Faunal Associations: The flowers are wind-pollinated and they are not designed to attract pollinating insects. Many insects feed destructively on Water Hemp (Amaranthus rudis) and other Amaranthus spp. These insect feeders include the seed-eating adults of Amara aenea (Common Sun Beetle) and other ground beetles, Disonycha glabrata (Pigweed Flea Beetle) and other flea beetles, Conotrachelus seniculus (Amaranth Curculio) and other weevils, leaf-mining larvae of some Anthomyiid flies (Pegomya spp.), Lygus lineolaris (Tarnished Plant Bug) and other plant bugs, Piesma cinerea (Pigweed Bug), Pemphigus betae (Sugar Beet Root Aphid) and other aphids, larvae of of Virbia aurantiaca (Orange Virbia) and other moths, larvae of the skippers Pholisora catullus (Common Sootywing) and Staphylus hayhurstii (Hayhurst's Scallopwing), Spharagemon collare (Mottled Sand Grasshopper) and other grasshoppers, and the seed-eating Gryllus pennsylvanicus (Fall Field Cricket). The Insect Table has a more complete list of these insect feeders. The seeds of Amaranthus spp. are an attractive source of food to the Mourning Dove, ducks, sparrows, and other songbirds (see Bird Table). This is partly because the little seeds are produced in great abundance and they can persist through the winter. Ducks are especially likely to feed on the seeds of Water Hemp because of its preference for disturbed wetland habitats. Because the foliage of this plant can accumulate high levels of nitrates, it can be toxic to livestock when it is eaten in abundance.

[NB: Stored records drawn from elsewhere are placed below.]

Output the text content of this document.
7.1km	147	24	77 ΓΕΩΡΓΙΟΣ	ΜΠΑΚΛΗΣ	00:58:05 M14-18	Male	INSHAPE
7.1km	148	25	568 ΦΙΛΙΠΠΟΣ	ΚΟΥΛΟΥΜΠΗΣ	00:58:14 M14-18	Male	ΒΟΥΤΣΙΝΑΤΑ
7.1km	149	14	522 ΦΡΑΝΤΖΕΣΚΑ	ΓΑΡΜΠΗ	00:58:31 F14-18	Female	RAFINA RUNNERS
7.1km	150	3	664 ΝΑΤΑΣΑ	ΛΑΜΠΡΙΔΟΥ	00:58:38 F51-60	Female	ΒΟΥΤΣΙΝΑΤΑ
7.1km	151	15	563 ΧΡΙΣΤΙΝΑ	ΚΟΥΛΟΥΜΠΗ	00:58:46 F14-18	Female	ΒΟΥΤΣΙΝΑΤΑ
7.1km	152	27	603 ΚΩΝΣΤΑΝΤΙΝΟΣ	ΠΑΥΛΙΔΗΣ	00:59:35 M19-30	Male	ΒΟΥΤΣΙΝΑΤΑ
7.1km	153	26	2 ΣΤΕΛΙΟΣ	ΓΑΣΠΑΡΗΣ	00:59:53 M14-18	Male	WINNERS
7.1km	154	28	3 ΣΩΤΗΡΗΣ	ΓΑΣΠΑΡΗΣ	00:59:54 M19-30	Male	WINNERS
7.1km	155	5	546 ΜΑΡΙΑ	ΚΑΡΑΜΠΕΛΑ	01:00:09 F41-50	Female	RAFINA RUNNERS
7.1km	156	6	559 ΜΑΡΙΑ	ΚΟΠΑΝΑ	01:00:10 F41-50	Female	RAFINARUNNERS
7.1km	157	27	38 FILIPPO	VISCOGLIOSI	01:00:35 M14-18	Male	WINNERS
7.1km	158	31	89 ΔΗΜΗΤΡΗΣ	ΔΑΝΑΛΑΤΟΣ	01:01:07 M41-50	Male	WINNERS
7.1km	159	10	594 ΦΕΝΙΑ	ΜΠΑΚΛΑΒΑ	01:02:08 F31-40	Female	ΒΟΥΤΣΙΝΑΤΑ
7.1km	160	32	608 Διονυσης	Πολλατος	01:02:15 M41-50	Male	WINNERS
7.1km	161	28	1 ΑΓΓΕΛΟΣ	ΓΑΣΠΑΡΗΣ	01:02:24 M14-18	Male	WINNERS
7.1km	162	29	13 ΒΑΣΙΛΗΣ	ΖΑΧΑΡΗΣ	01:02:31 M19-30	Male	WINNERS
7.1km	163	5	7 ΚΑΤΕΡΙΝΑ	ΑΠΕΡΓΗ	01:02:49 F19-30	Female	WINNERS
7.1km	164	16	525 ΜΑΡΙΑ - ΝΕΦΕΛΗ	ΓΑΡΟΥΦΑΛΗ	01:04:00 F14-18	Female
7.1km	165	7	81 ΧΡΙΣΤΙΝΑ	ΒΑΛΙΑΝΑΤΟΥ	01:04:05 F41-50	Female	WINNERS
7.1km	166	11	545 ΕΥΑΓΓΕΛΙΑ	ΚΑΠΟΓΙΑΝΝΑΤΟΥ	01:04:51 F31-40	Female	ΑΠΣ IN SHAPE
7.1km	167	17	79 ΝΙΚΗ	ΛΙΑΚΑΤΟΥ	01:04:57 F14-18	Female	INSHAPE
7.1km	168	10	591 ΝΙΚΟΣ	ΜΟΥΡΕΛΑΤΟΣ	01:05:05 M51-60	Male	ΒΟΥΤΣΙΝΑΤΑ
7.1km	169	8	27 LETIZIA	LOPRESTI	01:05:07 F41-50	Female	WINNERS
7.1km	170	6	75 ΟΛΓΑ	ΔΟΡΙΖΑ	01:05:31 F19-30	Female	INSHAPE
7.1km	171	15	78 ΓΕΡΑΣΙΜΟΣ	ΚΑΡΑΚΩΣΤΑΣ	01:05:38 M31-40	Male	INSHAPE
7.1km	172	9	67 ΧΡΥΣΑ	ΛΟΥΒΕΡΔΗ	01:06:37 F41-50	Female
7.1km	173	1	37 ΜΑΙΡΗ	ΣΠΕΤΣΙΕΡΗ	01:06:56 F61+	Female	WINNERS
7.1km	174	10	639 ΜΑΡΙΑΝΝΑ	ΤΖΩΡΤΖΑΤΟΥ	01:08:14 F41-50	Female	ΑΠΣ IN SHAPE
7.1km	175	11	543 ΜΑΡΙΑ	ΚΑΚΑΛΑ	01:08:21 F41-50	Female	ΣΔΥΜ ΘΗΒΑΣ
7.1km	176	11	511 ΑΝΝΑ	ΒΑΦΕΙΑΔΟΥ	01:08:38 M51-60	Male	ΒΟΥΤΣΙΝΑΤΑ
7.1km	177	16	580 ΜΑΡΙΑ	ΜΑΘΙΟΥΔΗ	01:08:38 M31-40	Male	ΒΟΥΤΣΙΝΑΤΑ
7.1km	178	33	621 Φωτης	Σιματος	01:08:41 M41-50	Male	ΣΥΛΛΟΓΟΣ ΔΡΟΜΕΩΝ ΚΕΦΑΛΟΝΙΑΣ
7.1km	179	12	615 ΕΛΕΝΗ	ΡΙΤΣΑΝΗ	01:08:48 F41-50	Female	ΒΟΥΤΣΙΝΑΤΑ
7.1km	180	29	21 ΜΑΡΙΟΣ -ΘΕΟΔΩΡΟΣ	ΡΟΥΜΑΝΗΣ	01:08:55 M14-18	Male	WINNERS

Photographic Location: A mound of soil that was recently deposited by earth-moving equipment in Champaign, Illinois.
Comments: This little-valued plant is beneficial to wildlife, especially insects and birds. This is just one more example why weedy plants should not be destroyed on sight for trivial reasons. However, it can invade cultivated fields and cause allergic reactions in humans from the wind-borne pollen. Water Hemp (Amaranthus rudis) is very similar in appearance to Western Hemp (Amaranthus tuberculatus), and both species share the same range in Illinois and have similar habitat preferences. However, the seed-containing capsules of Western Hemp split open irregularly with jagged edges, while the capsules of Water Hemp split cleanly and evenly around the middle. This is easy to observe by rubbing the flowering spikes with one's hand, as many of the capsules (along with the bracts and released seeds) will fall readily into one's palm. These two species are sometimes assigned to the Acnida genus because the pistillate flowers usually have a single sepal, whereas the pistillate flowers of other Amaranthus spp. usually have 5 sepals, like the staminate flowers.